* Hang when running LLVM+clang test suite
@ 2018-01-20 10:47 David Zarzycki
2018-01-21 2:50 ` Keith Busch
0 siblings, 1 reply; 6+ messages in thread
From: David Zarzycki @ 2018-01-20 10:47 UTC (permalink / raw)
Hello NVMe developers,
The LLVM+clang the test suite regularly (but not reliably) hangs the kernel (version 4.14.13-300.fc27.x86_64). I don?t see this hang when running the test suite in /tmp (tmpfs) or on a SATA SSD.
Here are photos of the console debug info, with the NVMe driver in the backtrace:
http://znu.io/dual8168hang.tar
Here is another instance of the hang, again with NVMe in the backtrace:
http://znu.io/IMG_0362.jpg
Here is the ?lspci -v? output:
45:00.0 Non-Volatile memory controller: Toshiba America Info Systems NVMe Controller (rev 01) (prog-if 02 [NVM Express])
Subsystem: Toshiba America Info Systems Device 0001
Flags: bus master, fast devsel, latency 0, IRQ 38, NUMA node 0
Memory at 94200000 (64-bit, non-prefetchable) [size=16K]

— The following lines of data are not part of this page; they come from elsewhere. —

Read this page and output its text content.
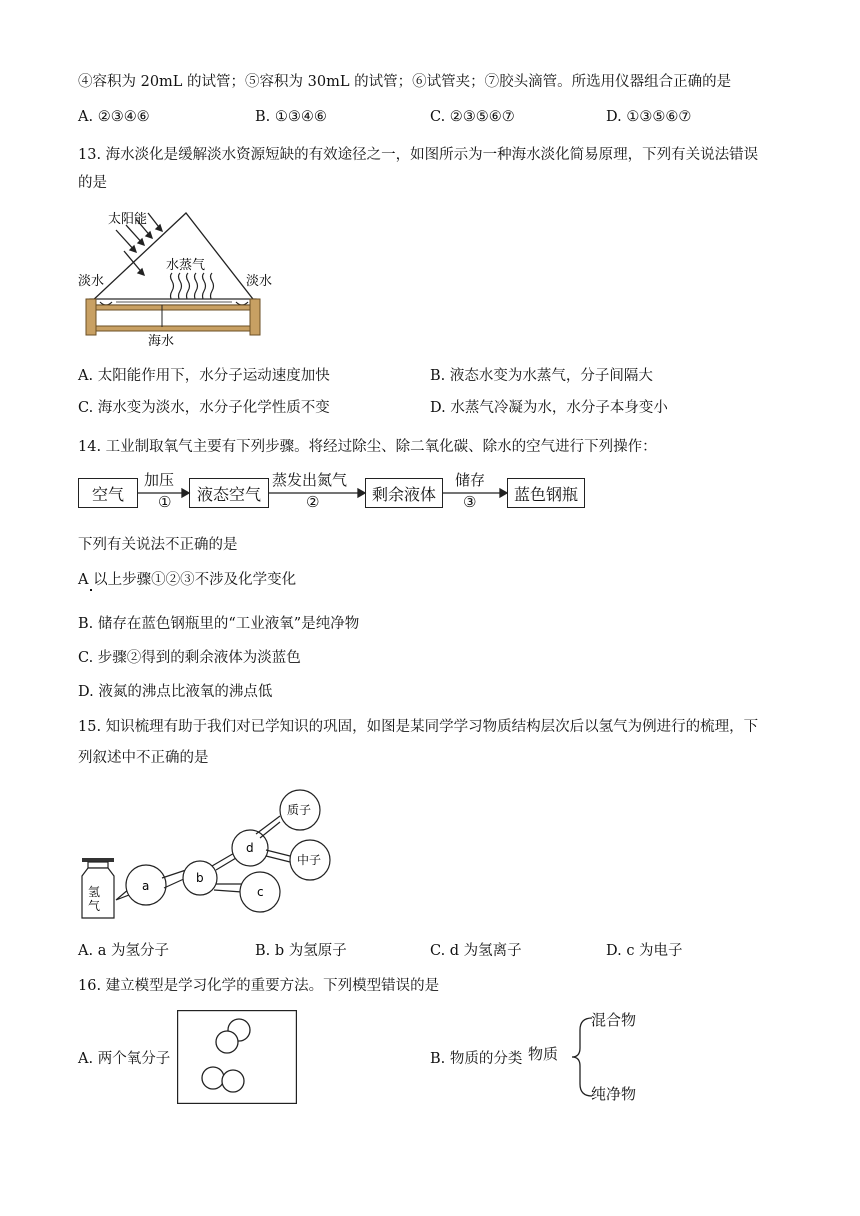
④容积为 20mL 的试管；⑤容积为 30mL 的试管；⑥试管夹；⑦胶头滴管。所选用仪器组合正确的是
A. ②③④⑥	B. ①③④⑥	C. ②③⑤⑥⑦	D. ①③⑤⑥⑦
13. 海水淡化是缓解淡水资源短缺的有效途径之一，如图所示为一种海水淡化简易原理，下列有关说法错误
的是
太阳能
水蒸气
淡水	淡水
海水
A. 太阳能作用下，水分子运动速度加快	B. 液态水变为水蒸气，分子间隔大
C. 海水变为淡水，水分子化学性质不变	D. 水蒸气冷凝为水，水分子本身变小
14. 工业制取氧气主要有下列步骤。将经过除尘、除二氧化碳、除水的空气进行下列操作：
空气	液态空气	剩余液体	蓝色钢瓶
加压
①
蒸发出氮气
②
储存
③
下列有关说法不正确的是
A 以上步骤①②③不涉及化学变化
B. 储存在蓝色钢瓶里的“工业液氧”是纯净物
C. 步骤②得到的剩余液体为淡蓝色
D. 液氮的沸点比液氧的沸点低
15. 知识梳理有助于我们对已学知识的巩固，如图是某同学学习物质结构层次后以氢气为例进行的梳理，下
列叙述中不正确的是
氢
气
a
b
c
d
质子
中子
A. a 为氢分子	B. b 为氢原子	C. d 为氢离子	D. c 为电子
16. 建立模型是学习化学的重要方法。下列模型错误的是
A. 两个氧分子	B. 物质的分类 物质
混合物
纯净物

Capabilities: [40] Power Management version 3
Capabilities: [50] MSI: Enable- Count=1/8 Maskable- 64bit+
Capabilities: [70] Express Endpoint, MSI 00
Capabilities: [b0] MSI-X: Enable+ Count=8 Masked-
Capabilities: [100] Advanced Error Reporting
Capabilities: [168] Alternative Routing-ID Interpretation (ARI)
Capabilities: [178] #19
Capabilities: [198] Latency Tolerance Reporting
Capabilities: [1a0] L1 PM Substates
Kernel driver in use: nvme
Kernel modules: nvme
How can I help debug this?
Dave
________________________________________________________________________
Cross reference:
https://bugzilla.redhat.com/show_bug.cgi?id=1536480
^ permalink raw reply [flat|nested] 6+ messages in thread
* Hang when running LLVM+clang test suite
2018-01-20 10:47 Hang when running LLVM+clang test suite David Zarzycki
@ 2018-01-21 2:50 ` Keith Busch
2018-01-21 13:49 ` David Zarzycki
0 siblings, 1 reply; 6+ messages in thread
From: Keith Busch @ 2018-01-21 2:50 UTC (permalink / raw)
On Sat, Jan 20, 2018@05:47:06AM -0500, David Zarzycki wrote:
> Hello NVMe developers,
>
> The LLVM+clang the test suite regularly (but not reliably) hangs the kernel (version 4.14.13-300.fc27.x86_64). I don?t see this hang when running the test suite in /tmp (tmpfs) or on a SATA SSD.
>
> Here are photos of the console debug info, with the NVMe driver in the backtrace:
>
> http://znu.io/dual8168hang.tar
>
> Here is another instance of the hang, again with NVMe in the backtrace:
>
> http://znu.io/IMG_0362.jpg
It looks like the scheduler is stuck or a task struct is corrupt. I can't
think of anything off the top of my head what nvme has to do with that,
though. It just invokes the callback associated with a command and
doesn't directly manipulate any scheduler structs.
^ permalink raw reply [flat|nested] 6+ messages in thread
* Hang when running LLVM+clang test suite
2018-01-21 2:50 ` Keith Busch
@ 2018-01-21 13:49 ` David Zarzycki
2018-01-21 14:13 ` David Zarzycki
0 siblings, 1 reply; 6+ messages in thread
From: David Zarzycki @ 2018-01-21 13:49 UTC (permalink / raw)
> On Jan 20, 2018,@21:50, Keith Busch <keith.busch@intel.com> wrote:
>
> On Sat, Jan 20, 2018@05:47:06AM -0500, David Zarzycki wrote:
>> Hello NVMe developers,
>>
>> The LLVM+clang the test suite regularly (but not reliably) hangs the kernel (version 4.14.13-300.fc27.x86_64). I don?t see this hang when running the test suite in /tmp (tmpfs) or on a SATA SSD.
>>
>> Here are photos of the console debug info, with the NVMe driver in the backtrace:
>>
>> http://znu.io/dual8168hang.tar
>>
>> Here is another instance of the hang, again with NVMe in the backtrace:
>>
>> http://znu.io/IMG_0362.jpg
>
> It looks like the scheduler is stuck or a task struct is corrupt. I can't
> think of anything off the top of my head what nvme has to do with that,
> though. It just invokes the callback associated with a command and
> doesn't directly manipulate any scheduler structs.
Hi Keith,
Thanks for looking at the backtraces. What other subsystems should I be looking at then?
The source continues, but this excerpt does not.